С этими словами он крепко пожал руку молодому графу и направился к замку.
Эннот Лайл, как многие жительницы Верхней Шотландии, обладала некоторыми познаниями по части медицины и даже хирургии. Вполне понятно, что здесь не делали разницы между хирургией и медициной и что те немногие способы врачевания, которые были известны, применялись преимущественно женщинами и стариками, успевшими приобрести большой опыт благодаря постоянной практике. Заботы, которыми сама Эннот Лайл, ее служанки и другие помощницы окружали под ее присмотром раненых, принесли много пользы во время тяжелого похода. Она оказывала услуги как друзьям, так и врагам, и охотнее всего тем, кто в них более нуждался.
В одном из покоев замка Эннот Лайл тщательно наблюдала за приготовлением целебных трав, которые прикладывали к ранам, выслушивала донесения женщин о состоянии больных, вверенных их попечению, и распределяла лекарства, имевшиеся в ее распоряжении, когда в комнату внезапно вошел Аллан Мак-Олей. Она невольно вздрогнула, ибо до нее дошли слухи, будто он покинул лагерь, чтобы выполнить какое-то поручение. Как ни привыкла она к мрачному выражению его лица, оно показалось ей на сей раз мрачнее обычного. Аллан молча стоял перед ней, и она почувствовала необходимость заговорить первой.

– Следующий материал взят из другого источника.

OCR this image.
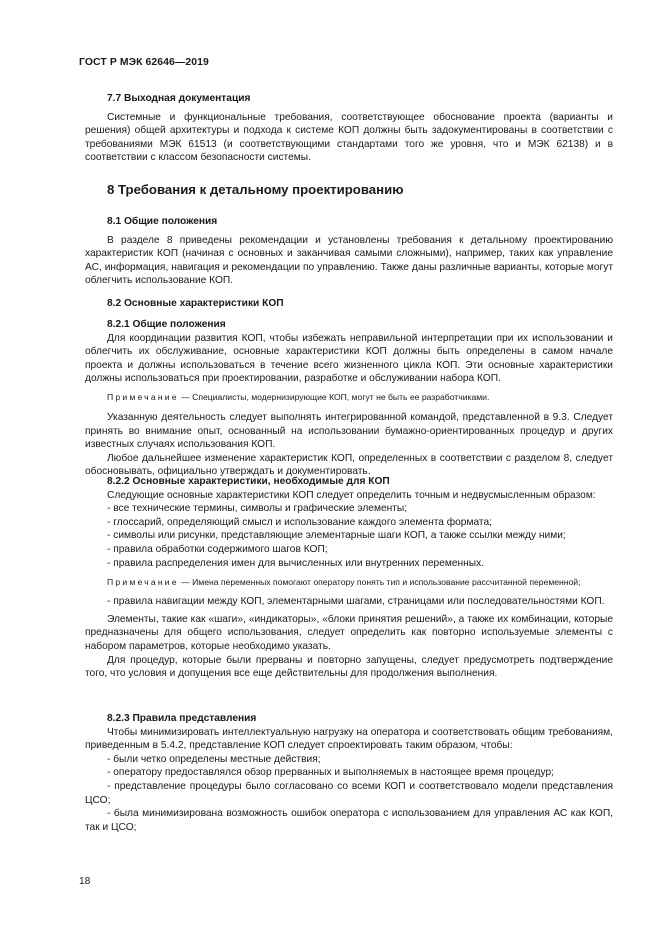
ГОСТ Р МЭК 62646—2019

7.7 Выходная документация

Системные и функциональные требования, соответствующее обоснование проекта (варианты и решения) общей архитектуры и подхода к системе КОП должны быть задокументированы в соответствии с требованиями МЭК 61513 (и соответствующими стандартами того же уровня, что и МЭК 62138) и в соответствии с классом безопасности системы.

8 Требования к детальному проектированию

8.1 Общие положения

В разделе 8 приведены рекомендации и установлены требования к детальному проектированию характеристик КОП (начиная с основных и заканчивая самыми сложными), например, таких как управление АС, информация, навигация и рекомендации по управлению. Также даны различные варианты, которые могут облегчить использование КОП.

8.2 Основные характеристики КОП

8.2.1 Общие положения

Для координации развития КОП, чтобы избежать неправильной интерпретации при их использовании и облегчить их обслуживание, основные характеристики КОП должны быть определены в самом начале проекта и должны использоваться в течение всего жизненного цикла КОП. Эти основные характеристики должны использоваться при проектировании, разработке и обслуживании набора КОП.

Примечание — Специалисты, модернизирующие КОП, могут не быть ее разработчиками.

Указанную деятельность следует выполнять интегрированной командой, представленной в 9.3. Следует принять во внимание опыт, основанный на использовании бумажно-ориентированных процедур и других известных случаях использования КОП.

Любое дальнейшее изменение характеристик КОП, определенных в соответствии с разделом 8, следует обосновывать, официально утверждать и документировать.

8.2.2 Основные характеристики, необходимые для КОП

Следующие основные характеристики КОП следует определить точным и недвусмысленным образом:

- все технические термины, символы и графические элементы;

- глоссарий, определяющий смысл и использование каждого элемента формата;

- символы или рисунки, представляющие элементарные шаги КОП, а также ссылки между ними;

- правила обработки содержимого шагов КОП;

- правила распределения имен для вычисленных или внутренних переменных.

Примечание — Имена переменных помогают оператору понять тип и использование рассчитанной переменной;

- правила навигации между КОП, элементарными шагами, страницами или последовательностями КОП.

Элементы, такие как «шаги», «индикаторы», «блоки принятия решений», а также их комбинации, которые предназначены для общего использования, следует определить как повторно используемые элементы с набором параметров, которые необходимо указать.

Для процедур, которые были прерваны и повторно запущены, следует предусмотреть подтверждение того, что условия и допущения все еще действительны для продолжения выполнения.

8.2.3 Правила представления

Чтобы минимизировать интеллектуальную нагрузку на оператора и соответствовать общим требованиям, приведенным в 5.4.2, представление КОП следует спроектировать таким образом, чтобы:

- были четко определены местные действия;

- оператору предоставлялся обзор прерванных и выполняемых в настоящее время процедур;

- представление процедуры было согласовано со всеми КОП и соответствовало модели представления ЦСО;

- была минимизирована возможность ошибок оператора с использованием для управления АС как КОП, так и ЦСО;

18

— Я думала, — сказала она, — что ты уже уехал.
— Мой спутник ждет меня, — отвечал Аллан, — я сейчас еду.
Но он продолжал стоять перед ней, держа ее за руку так крепко, что, хотя ей и не было больно, она чувствовала его необычайную физическую силу: его рука сжимала ее запястье словно железными тисками.
— Не принести ли мне арфу? — спросила она робким голосом. — Не…, не…, надвигается ли мрак на твою душу?
Вместо ответа он подвел ее к окну, откуда открывался вид на поле битвы. Оно было сплошь усеяно трупами и ранеными, мародеры торопливо срывали одежду с этих жертв войны и феодальных распрей с таким хладнокровием, как будто они были существа другой породы и их самих завтра же, быть может, не ожидала та же участь.
— Нравится тебе это зрелище? — спросил Мак-Олей.
— Оно отвратительно! — воскликнула Эннот, закрывая лицо руками. — Как мог ты заставить меня смотреть на все это?
— Ты должна привыкнуть к этому, — отвечал он, — если ты намерена оставаться с этим обреченным войском… Скоро, скоро будешь ты искать на таком же поле тело моего брата…, и Ментейта…, и мое собственное… Впрочем, это тебе будет безразлично…, ведь ты не любишь меня.
— Сегодня ты впервые упрекнул меня в бессердечии, — сквозь слезы сказала Эннот. — Ведь ты мой брат…, мой избавитель…, мой защитник…, как же я могу не любить тебя? Но я вижу, что мрак надвигается на твою душу, позволь мне принести арфу.